Despair and False Hope
The great English journalist and satirist Malcolm Muggeridge reflected on human desire, noting certain forms of despair in the twentieth century, particularly among supporters of Stalin in Russia and Western nihilists devoted to materialism. From his analysis, Muggeridge concluded that modern man has a “suicidal impulse”—a type of self-hatred. This impulse has spawned a bewildering number of proposals to cure, or at least curb, man’s despair of himself. Unfortunately, varied and complex as they are, these remedies have a common thread: their ingenuity and power are limited to merely human resources.
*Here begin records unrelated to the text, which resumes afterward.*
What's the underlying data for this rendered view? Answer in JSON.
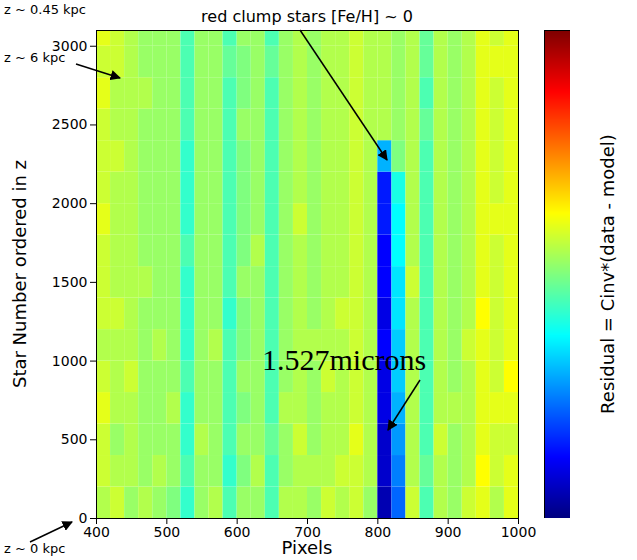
{
  "chart_data": {
    "type": "heatmap",
    "title": "red clump stars [Fe/H] ~ 0",
    "x_label": "Pixels",
    "y_label": "Star Number ordered in z",
    "xlim": [
      400,
      1000
    ],
    "xticks": [
      400,
      500,
      600,
      700,
      800,
      900,
      1000
    ],
    "ylim": [
      0,
      3100
    ],
    "yticks": [
      0,
      500,
      1000,
      1500,
      2000,
      2500,
      3000
    ],
    "annotations": [
      "z ~ 0.45 kpc",
      "z ~ 6 kpc",
      "z ~ 0 kpc",
      "1.527microns"
    ],
    "colorbar": {
      "label": "Residual = Cinv*(data - model)",
      "range": [
        -1,
        1
      ],
      "ticks": []
    },
    "x_edges": [
      400,
      420,
      440,
      460,
      480,
      500,
      520,
      540,
      560,
      580,
      600,
      620,
      640,
      660,
      680,
      700,
      720,
      740,
      760,
      780,
      800,
      820,
      840,
      860,
      880,
      900,
      920,
      940,
      960,
      980,
      1000
    ],
    "y_edges": [
      0,
      200,
      400,
      600,
      800,
      1000,
      1200,
      1400,
      1600,
      1800,
      2000,
      2200,
      2400,
      2600,
      2800,
      3000,
      3100
    ],
    "cells": [
      [
        0.1,
        0.15,
        0.05,
        0.1,
        0.05,
        0,
        -0.15,
        0.05,
        0.1,
        -0.1,
        0.05,
        0.05,
        -0.1,
        0.1,
        0.1,
        0.05,
        0.15,
        0.1,
        0.15,
        0.05,
        -0.9,
        -0.55,
        0.15,
        -0.1,
        0.1,
        0.05,
        0.15,
        0.2,
        0.1,
        0.2
      ],
      [
        0.15,
        0.1,
        0.1,
        0.05,
        0.1,
        0.05,
        -0.1,
        0.05,
        0.05,
        -0.15,
        0,
        0.1,
        -0.1,
        0.05,
        0.1,
        0.1,
        0.1,
        0.15,
        0.15,
        0.1,
        -0.85,
        -0.5,
        0.1,
        -0.05,
        0.1,
        0.05,
        0.1,
        0.25,
        0.15,
        0.2
      ],
      [
        0.15,
        0.05,
        0.1,
        0.05,
        0.05,
        0.05,
        -0.15,
        0.1,
        0.05,
        -0.1,
        0.05,
        0.05,
        -0.05,
        0.05,
        0.15,
        0.05,
        0.1,
        0.1,
        0.2,
        0.1,
        -0.85,
        -0.45,
        0.1,
        -0.1,
        0.15,
        0.05,
        0.1,
        0.2,
        0.15,
        0.15
      ],
      [
        0.2,
        0.1,
        0.1,
        0.05,
        0.05,
        0.1,
        -0.15,
        0.05,
        0.05,
        -0.1,
        0,
        0.05,
        -0.1,
        0.1,
        0.1,
        0.05,
        0.1,
        0.1,
        0.15,
        0.1,
        -0.8,
        -0.4,
        0.1,
        -0.1,
        0.1,
        0.1,
        0.1,
        0.2,
        0.2,
        0.2
      ],
      [
        0.15,
        0.1,
        0.15,
        0.05,
        0.05,
        0.05,
        -0.1,
        0.05,
        0.05,
        -0.1,
        0.05,
        0.05,
        -0.1,
        0.05,
        0.1,
        0.05,
        0.15,
        0.1,
        0.15,
        0.1,
        -0.8,
        -0.35,
        0.1,
        -0.1,
        0.1,
        0.05,
        0.1,
        0.2,
        0.15,
        0.25
      ],
      [
        0.1,
        0.1,
        0.1,
        0.05,
        0.1,
        0.05,
        -0.15,
        0.05,
        0.1,
        -0.1,
        0,
        0.05,
        -0.1,
        0.05,
        0.1,
        0.1,
        0.1,
        0.1,
        0.15,
        0.1,
        -0.75,
        -0.35,
        0.1,
        -0.1,
        0.1,
        0.05,
        0.15,
        0.2,
        0.15,
        0.2
      ],
      [
        0.15,
        0.15,
        0.1,
        0.05,
        0.05,
        0.05,
        -0.15,
        0.05,
        0.05,
        -0.15,
        0,
        0.05,
        -0.1,
        0.05,
        0.1,
        0.05,
        0.1,
        0.15,
        0.15,
        0.1,
        -0.8,
        -0.3,
        0.1,
        -0.1,
        0.1,
        0.05,
        0.1,
        0.25,
        0.15,
        0.2
      ],
      [
        0.15,
        0.1,
        0.1,
        0.1,
        0.05,
        0.05,
        -0.15,
        0.05,
        0.05,
        -0.1,
        0.05,
        0.05,
        -0.1,
        0.05,
        0.1,
        0.05,
        0.1,
        0.1,
        0.15,
        0.1,
        -0.75,
        -0.3,
        0.15,
        -0.1,
        0.1,
        0.05,
        0.1,
        0.2,
        0.15,
        0.2
      ],
      [
        0.15,
        0.1,
        0.1,
        0.05,
        0.05,
        0.05,
        -0.1,
        0.05,
        0.05,
        -0.1,
        0,
        0.1,
        -0.1,
        0.05,
        0.1,
        0.05,
        0.1,
        0.1,
        0.15,
        0.1,
        -0.75,
        -0.25,
        0.1,
        -0.1,
        0.1,
        0.05,
        0.1,
        0.2,
        0.15,
        0.2
      ],
      [
        0.2,
        0.1,
        0.1,
        0.05,
        0.05,
        0.05,
        -0.15,
        0.05,
        0.05,
        -0.1,
        0,
        0.05,
        -0.1,
        0.05,
        0.15,
        0.05,
        0.1,
        0.1,
        0.15,
        0.1,
        -0.7,
        -0.25,
        0.1,
        -0.1,
        0.1,
        0.05,
        0.1,
        0.2,
        0.2,
        0.2
      ],
      [
        0.15,
        0.1,
        0.1,
        0.05,
        0.05,
        0.05,
        -0.15,
        0.05,
        0.05,
        -0.1,
        0,
        0.05,
        -0.1,
        0.05,
        0.1,
        0.05,
        0.1,
        0.1,
        0.15,
        0.1,
        -0.7,
        -0.2,
        0.1,
        -0.1,
        0.1,
        0.05,
        0.1,
        0.2,
        0.15,
        0.2
      ],
      [
        0.15,
        0.15,
        0.1,
        0.05,
        0.05,
        0.05,
        -0.15,
        0.05,
        0.05,
        -0.1,
        0,
        0.05,
        -0.1,
        0.05,
        0.1,
        0.05,
        0.1,
        0.1,
        0.15,
        0.1,
        -0.4,
        0,
        0.1,
        -0.1,
        0.1,
        0.05,
        0.1,
        0.2,
        0.15,
        0.2
      ],
      [
        0.15,
        0.1,
        0.1,
        0.05,
        0.05,
        0.05,
        -0.1,
        0.05,
        0.05,
        -0.1,
        0.05,
        0.05,
        -0.1,
        0.05,
        0.1,
        0.05,
        0.1,
        0.1,
        0.15,
        0.1,
        0.1,
        0.05,
        0.1,
        -0.05,
        0.1,
        0.05,
        0.1,
        0.2,
        0.15,
        0.2
      ],
      [
        0.2,
        0.1,
        0.1,
        0.1,
        0.05,
        0.05,
        -0.1,
        0.05,
        0.05,
        -0.1,
        0,
        0.05,
        -0.1,
        0.05,
        0.1,
        0.05,
        0.1,
        0.1,
        0.15,
        0.1,
        0.1,
        0.05,
        0.1,
        -0.1,
        0.1,
        0.05,
        0.1,
        0.2,
        0.15,
        0.2
      ],
      [
        0.15,
        0.15,
        0.1,
        0.05,
        0.05,
        0.05,
        -0.1,
        0.05,
        0.05,
        -0.05,
        0,
        0.05,
        -0.05,
        0.05,
        0.1,
        0.05,
        0.1,
        0.1,
        0.15,
        0.1,
        0.1,
        0.05,
        0.1,
        -0.05,
        0.1,
        0.05,
        0.1,
        0.2,
        0.2,
        0.2
      ],
      [
        0.2,
        0.15,
        0.1,
        0.05,
        0.05,
        0.05,
        -0.1,
        0.05,
        0.05,
        -0.1,
        0.05,
        0.05,
        -0.1,
        0.05,
        0.1,
        0.05,
        0.1,
        0.1,
        0.15,
        0.1,
        0.1,
        0.05,
        0.1,
        -0.05,
        0.1,
        0.05,
        0.1,
        0.2,
        0.15,
        0.2
      ]
    ]
  }
}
One merely human remedy for overcoming despair is an emotive positive outlook excavated from the depths of one’s soul. This thinking is reflected in well-known phrase “hoping against hope.” It often comes in the midst of calamity and disappointment. In spite of misfortune, we “hope” things will go well. The actor Josh Hartnett captured this notion when he said: “Hope is the most exciting thing in life, and if you honestly believe that love is out there, it will come. And even if it doesn’t come straightaway, there is still that chance all through your life that it will.”
Well-meaning as this attempt is, it is a long distance from the biblical vision of hope. It is not a matter of delivering ourselves or “hoping for the best.” Nor is it wishful thinking or blind optimism. Biblical hope, rather, is a divine gift that God offers to the world through His Son, Jesus. This, however, raises the question of how one recognizes and receives such a gift.